Bild: Tödlicher Antisemitismus: Anschlag auf die jüdische Gemeinde in Halle i…
BERLIN taz |Im vergangenen Jahr wurden in Bayern, Berlin, Brandenburg und
Schleswig-Holstein insgesamt 1253 antisemitische Vorfälle dokumentiert. Das
geht aus der Statistik hervor, die die Bundesarbeitsgemeinschaft des
Bundesverbands Recherche- und Informationsstelle Antisemitismus (RIAS) am
Mittwoch vorgestellt hat.
Es ist das erste Mal, dass RIAS eine solche Statistik veröffentlicht hat.
Zahlen für ganz Deutschland gibt es derzeit noch nicht, weil sich die
Bundesarbeitsgemeinschaft noch im Aufbau befindet. Bis Ende des Jahres
hofft RIAS eine Meldestelle in der Hälfte der Bundesländer zu haben.
Ein wesentlicher Teil der Vorfälle findet unterhalb der Strafbarkeit statt,
oder wird nicht gemeldet. Insbesondere die Relativierung der Shoa spielt
laut der RIAS-Zahlen eine große Rolle. In Schleswig-Holstein zum Beispiel
gehören 52 Prozent der Fälle zu dieser Erscheinungsform von Antisemitismus.
Für Joshua Vogel von der landesweiten Informations- und
Dokumentationsstelle Antisemitismus in Schleswig-Holstein deutet die „hohe
Zahl niedrigschwelliger Fälle auf die Alltäglichkeit und die
gesellschaftliche Verankerung“ von Antisemitismus hin.

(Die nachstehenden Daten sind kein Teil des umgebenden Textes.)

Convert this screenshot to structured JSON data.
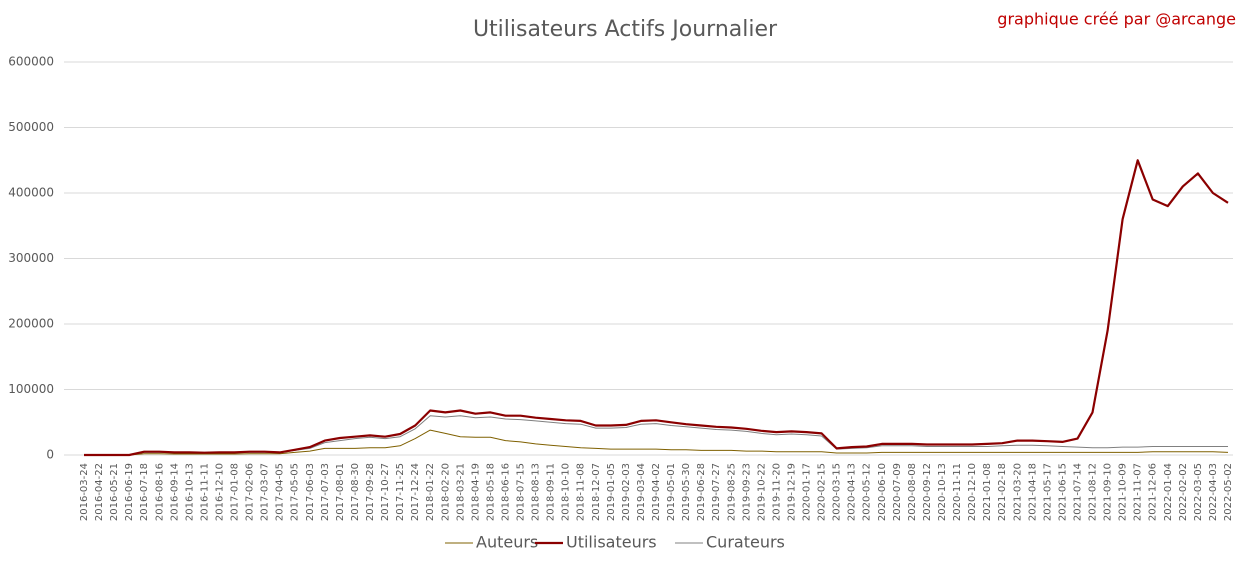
{
  "chart_data": {
    "type": "line",
    "title": "Utilisateurs Actifs Journalier",
    "annotation": "graphique créé par @arcange",
    "categories": [
      "2016-03-24",
      "2016-04-22",
      "2016-05-21",
      "2016-06-19",
      "2016-07-18",
      "2016-08-16",
      "2016-09-14",
      "2016-10-13",
      "2016-11-11",
      "2016-12-10",
      "2017-01-08",
      "2017-02-06",
      "2017-03-07",
      "2017-04-05",
      "2017-05-05",
      "2017-06-03",
      "2017-07-03",
      "2017-08-01",
      "2017-08-30",
      "2017-09-28",
      "2017-10-27",
      "2017-11-25",
      "2017-12-24",
      "2018-01-22",
      "2018-02-20",
      "2018-03-21",
      "2018-04-19",
      "2018-05-18",
      "2018-06-16",
      "2018-07-15",
      "2018-08-13",
      "2018-09-11",
      "2018-10-10",
      "2018-11-08",
      "2018-12-07",
      "2019-01-05",
      "2019-02-03",
      "2019-03-04",
      "2019-04-02",
      "2019-05-01",
      "2019-05-30",
      "2019-06-28",
      "2019-07-27",
      "2019-08-25",
      "2019-09-23",
      "2019-10-22",
      "2019-11-20",
      "2019-12-19",
      "2020-01-17",
      "2020-02-15",
      "2020-03-15",
      "2020-04-13",
      "2020-05-12",
      "2020-06-10",
      "2020-07-09",
      "2020-08-08",
      "2020-09-12",
      "2020-10-13",
      "2020-11-11",
      "2020-12-10",
      "2021-01-08",
      "2021-02-18",
      "2021-03-20",
      "2021-04-18",
      "2021-05-17",
      "2021-06-15",
      "2021-07-14",
      "2021-08-12",
      "2021-09-10",
      "2021-10-09",
      "2021-11-07",
      "2021-12-06",
      "2022-01-04",
      "2022-02-02",
      "2022-03-05",
      "2022-04-03",
      "2022-05-02"
    ],
    "series": [
      {
        "name": "Auteurs",
        "color": "#7f6000",
        "width": 1,
        "values": [
          0,
          0,
          0,
          0,
          2000,
          2000,
          1500,
          1500,
          1500,
          1500,
          1500,
          2000,
          2000,
          2000,
          4000,
          6000,
          10000,
          10000,
          10000,
          11000,
          11000,
          14000,
          25000,
          38000,
          33000,
          28000,
          27000,
          27000,
          22000,
          20000,
          17000,
          15000,
          13000,
          11000,
          10000,
          9000,
          9000,
          9000,
          9000,
          8000,
          8000,
          7000,
          7000,
          7000,
          6000,
          6000,
          5000,
          5000,
          5000,
          5000,
          3000,
          3000,
          3000,
          4000,
          4000,
          4000,
          4000,
          4000,
          4000,
          4000,
          4000,
          4000,
          4000,
          4000,
          4000,
          4000,
          4000,
          4000,
          4000,
          4000,
          4000,
          5000,
          5000,
          5000,
          5000,
          5000,
          4000
        ]
      },
      {
        "name": "Utilisateurs",
        "color": "#8b0000",
        "width": 2.2,
        "values": [
          0,
          0,
          0,
          0,
          5000,
          5000,
          4000,
          4000,
          3500,
          4000,
          4000,
          5000,
          5000,
          4000,
          8000,
          12000,
          22000,
          26000,
          28000,
          30000,
          28000,
          32000,
          45000,
          68000,
          65000,
          68000,
          63000,
          65000,
          60000,
          60000,
          57000,
          55000,
          53000,
          52000,
          45000,
          45000,
          46000,
          52000,
          53000,
          50000,
          47000,
          45000,
          43000,
          42000,
          40000,
          37000,
          35000,
          36000,
          35000,
          33000,
          10000,
          12000,
          13000,
          17000,
          17000,
          17000,
          16000,
          16000,
          16000,
          16000,
          17000,
          18000,
          22000,
          22000,
          21000,
          20000,
          25000,
          65000,
          190000,
          360000,
          450000,
          390000,
          380000,
          410000,
          430000,
          400000,
          385000
        ]
      },
      {
        "name": "Curateurs",
        "color": "#808080",
        "width": 1,
        "values": [
          0,
          0,
          0,
          0,
          4000,
          4000,
          3500,
          3500,
          3000,
          3500,
          3500,
          4000,
          4000,
          3500,
          7000,
          10000,
          19000,
          22000,
          25000,
          27000,
          25000,
          28000,
          40000,
          60000,
          58000,
          60000,
          57000,
          58000,
          55000,
          54000,
          52000,
          50000,
          48000,
          47000,
          41000,
          41000,
          42000,
          47000,
          48000,
          45000,
          43000,
          41000,
          39000,
          38000,
          36000,
          33000,
          31000,
          32000,
          31000,
          29000,
          9000,
          10000,
          11000,
          14000,
          14000,
          14000,
          13000,
          13000,
          13000,
          13000,
          13000,
          14000,
          15000,
          15000,
          14000,
          13000,
          12000,
          11000,
          11000,
          12000,
          12000,
          13000,
          13000,
          13000,
          13000,
          13000,
          13000
        ]
      }
    ],
    "ylim": [
      0,
      600000
    ],
    "yticks": [
      0,
      100000,
      200000,
      300000,
      400000,
      500000,
      600000
    ],
    "grid": true,
    "legend": "bottom"
  }
}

Antisemitische Vorfälle geschehen häufig im Alltag
„Vorfälle ereignen sich häufig an [1][alltäglich besuchten Orten der
Betroffenen.] Anfeindungen und Bedrohungen im Wohn- oder Schulumfeld sind
Personen besonders schutzlos ausgeliefert“, sagt Anette Seidel-Arpaci vom
RIAS Bayern. Antisemitismus fungiere als Bindeglied über Milieus hinaus.
„Menschen brauchen nicht unbedingt gesetzte politische Vorstellungen, um
sich antisemitisch zu verhalten“, so Seidel-Arpaci.
Das zeigt sich in der Statistik: Laut dieser sei in Bayern und Berlin bei
mehr als der Hälfte der Tatbestände kein eindeutiger politischer
Hintergrund erkennbar. In den ländlicheren Regionen sind Täter dagegen
überwiegend von rechtem Gedankengut motiviert.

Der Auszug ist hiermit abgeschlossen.